EVs cannot remain silent, rules the US
Silent progress is something that many people, including one's neighbours, like about hybrids but, while they're so quiet, they're dangerous, United States safety experts say.
Far from encouraging pedestrians and cyclists to watch where they're going and to remove their music ear-buds when crossing the road, the US's National Highway Traffic Safety Administration proposes a federal motor vehicle safety standard that would set the minimum sound requirements for electric and hybrid vehicles.
This follows on from the 2010 Pedestrian Safety Enhancement Act (PSEA), where the rule will apply to electric vehicles and hybrids that have an electric-only propulsion mode whether they are cars, light trucks, heavy-duty trucks, buses or motorcycles.
According to the administration, the new standard will ensure blind, visually impaired and other pedestrians will detect the presence of the aforementioned vehicles because of the acoustic signal that will be emitted and clearly identifiable as as coming from a vehicle.

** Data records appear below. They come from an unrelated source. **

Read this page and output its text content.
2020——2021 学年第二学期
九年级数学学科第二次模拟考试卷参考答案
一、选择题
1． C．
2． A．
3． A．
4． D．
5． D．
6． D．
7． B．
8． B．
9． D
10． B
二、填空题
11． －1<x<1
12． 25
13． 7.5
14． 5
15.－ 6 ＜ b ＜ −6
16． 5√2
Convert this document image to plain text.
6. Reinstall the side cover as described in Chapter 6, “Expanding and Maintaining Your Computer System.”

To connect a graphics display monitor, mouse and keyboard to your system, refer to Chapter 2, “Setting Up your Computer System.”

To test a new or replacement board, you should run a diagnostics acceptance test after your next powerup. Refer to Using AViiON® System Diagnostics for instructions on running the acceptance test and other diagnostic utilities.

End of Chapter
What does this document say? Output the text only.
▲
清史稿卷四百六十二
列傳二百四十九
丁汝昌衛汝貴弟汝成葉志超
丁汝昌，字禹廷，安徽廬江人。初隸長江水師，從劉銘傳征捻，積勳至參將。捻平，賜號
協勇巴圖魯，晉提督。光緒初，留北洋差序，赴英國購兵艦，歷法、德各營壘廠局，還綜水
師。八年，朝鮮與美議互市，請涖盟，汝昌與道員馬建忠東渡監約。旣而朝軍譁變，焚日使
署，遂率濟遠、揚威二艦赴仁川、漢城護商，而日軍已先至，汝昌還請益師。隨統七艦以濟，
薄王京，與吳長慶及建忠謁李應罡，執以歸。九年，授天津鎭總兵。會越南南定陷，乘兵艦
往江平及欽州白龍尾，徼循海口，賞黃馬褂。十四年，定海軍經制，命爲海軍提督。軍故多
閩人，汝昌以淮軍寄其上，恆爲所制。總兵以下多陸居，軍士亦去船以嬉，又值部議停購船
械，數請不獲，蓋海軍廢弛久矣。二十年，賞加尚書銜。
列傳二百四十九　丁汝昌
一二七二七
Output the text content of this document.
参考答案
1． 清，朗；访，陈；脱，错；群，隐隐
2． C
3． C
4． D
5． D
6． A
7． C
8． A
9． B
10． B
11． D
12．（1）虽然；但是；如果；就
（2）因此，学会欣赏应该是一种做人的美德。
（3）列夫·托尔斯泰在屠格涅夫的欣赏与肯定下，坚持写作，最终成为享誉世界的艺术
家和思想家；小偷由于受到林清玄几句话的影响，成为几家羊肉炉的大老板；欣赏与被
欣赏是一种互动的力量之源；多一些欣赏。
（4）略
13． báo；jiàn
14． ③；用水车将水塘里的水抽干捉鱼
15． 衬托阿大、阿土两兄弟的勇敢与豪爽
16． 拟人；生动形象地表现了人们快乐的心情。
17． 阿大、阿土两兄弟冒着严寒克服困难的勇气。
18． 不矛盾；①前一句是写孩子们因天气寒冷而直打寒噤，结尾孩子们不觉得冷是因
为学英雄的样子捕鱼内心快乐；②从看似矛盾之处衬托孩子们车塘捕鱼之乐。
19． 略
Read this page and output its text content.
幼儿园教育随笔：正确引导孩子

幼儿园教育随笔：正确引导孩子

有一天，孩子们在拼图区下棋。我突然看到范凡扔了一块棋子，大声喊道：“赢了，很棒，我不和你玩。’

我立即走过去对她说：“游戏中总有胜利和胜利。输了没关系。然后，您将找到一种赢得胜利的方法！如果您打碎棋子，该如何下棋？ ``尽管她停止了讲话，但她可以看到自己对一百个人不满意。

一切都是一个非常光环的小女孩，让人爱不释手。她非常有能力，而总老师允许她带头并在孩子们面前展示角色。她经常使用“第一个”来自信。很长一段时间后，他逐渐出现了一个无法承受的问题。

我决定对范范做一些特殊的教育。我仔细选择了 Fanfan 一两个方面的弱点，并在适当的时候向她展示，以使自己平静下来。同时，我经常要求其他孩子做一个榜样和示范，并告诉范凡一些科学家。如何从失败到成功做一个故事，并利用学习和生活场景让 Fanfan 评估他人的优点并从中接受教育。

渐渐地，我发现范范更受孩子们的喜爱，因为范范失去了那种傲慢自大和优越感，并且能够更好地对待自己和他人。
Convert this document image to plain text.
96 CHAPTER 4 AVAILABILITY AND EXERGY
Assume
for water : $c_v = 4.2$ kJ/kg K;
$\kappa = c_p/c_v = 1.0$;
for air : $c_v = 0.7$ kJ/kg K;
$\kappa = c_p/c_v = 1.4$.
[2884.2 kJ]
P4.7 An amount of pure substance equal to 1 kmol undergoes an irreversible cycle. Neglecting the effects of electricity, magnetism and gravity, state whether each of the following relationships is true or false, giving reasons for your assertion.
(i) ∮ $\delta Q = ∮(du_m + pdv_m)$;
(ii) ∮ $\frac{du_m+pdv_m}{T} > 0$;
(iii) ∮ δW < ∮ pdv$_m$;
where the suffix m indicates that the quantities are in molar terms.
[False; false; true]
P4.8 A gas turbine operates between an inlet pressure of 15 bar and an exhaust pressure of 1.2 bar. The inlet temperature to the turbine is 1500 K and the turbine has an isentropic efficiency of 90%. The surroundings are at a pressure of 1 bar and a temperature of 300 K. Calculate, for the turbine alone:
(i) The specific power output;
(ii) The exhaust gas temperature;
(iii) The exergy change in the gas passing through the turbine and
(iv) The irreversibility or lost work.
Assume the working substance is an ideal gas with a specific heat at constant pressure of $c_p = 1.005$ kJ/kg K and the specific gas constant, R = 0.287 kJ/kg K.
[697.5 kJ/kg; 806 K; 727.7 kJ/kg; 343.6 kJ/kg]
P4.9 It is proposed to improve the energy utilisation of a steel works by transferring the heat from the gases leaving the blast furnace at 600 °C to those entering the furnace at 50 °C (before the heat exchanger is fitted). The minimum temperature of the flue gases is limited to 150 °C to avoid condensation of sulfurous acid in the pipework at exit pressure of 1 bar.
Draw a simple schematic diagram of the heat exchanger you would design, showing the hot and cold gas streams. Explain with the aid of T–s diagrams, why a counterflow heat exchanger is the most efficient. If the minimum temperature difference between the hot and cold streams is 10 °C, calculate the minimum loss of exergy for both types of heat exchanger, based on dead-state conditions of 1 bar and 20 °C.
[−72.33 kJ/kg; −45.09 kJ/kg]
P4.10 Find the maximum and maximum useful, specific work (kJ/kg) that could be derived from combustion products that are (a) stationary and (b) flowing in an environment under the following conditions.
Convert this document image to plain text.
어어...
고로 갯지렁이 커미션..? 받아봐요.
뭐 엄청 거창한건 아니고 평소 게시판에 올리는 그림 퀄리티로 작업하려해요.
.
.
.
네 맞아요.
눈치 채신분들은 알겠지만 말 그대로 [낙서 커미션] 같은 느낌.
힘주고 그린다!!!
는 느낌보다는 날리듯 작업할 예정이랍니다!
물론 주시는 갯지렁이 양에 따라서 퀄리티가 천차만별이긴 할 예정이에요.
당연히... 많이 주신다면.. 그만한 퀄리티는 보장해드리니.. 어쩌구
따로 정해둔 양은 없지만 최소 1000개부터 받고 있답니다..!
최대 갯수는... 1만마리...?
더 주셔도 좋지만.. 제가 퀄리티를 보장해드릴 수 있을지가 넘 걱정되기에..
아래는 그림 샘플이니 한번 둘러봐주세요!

The agency estimates that this proposal will result in 2800 fewer injuries in the US and saving 35 of the lives lost there each year, costing about $50 per vehicle to set up. Motorists will pay, of course.
From last year, all Toyota Priuses sold in the US automatically emit a whirring sound at speeds below 25kmh, Nissan's all-electric Leaf has a warning system that operates up to 29kmh but, unlike that in the Priuses, it can be deactivated by the driver. The Chevrolet/Holden Volt does not have an automatic sound-emitting system; the driver activates it when required.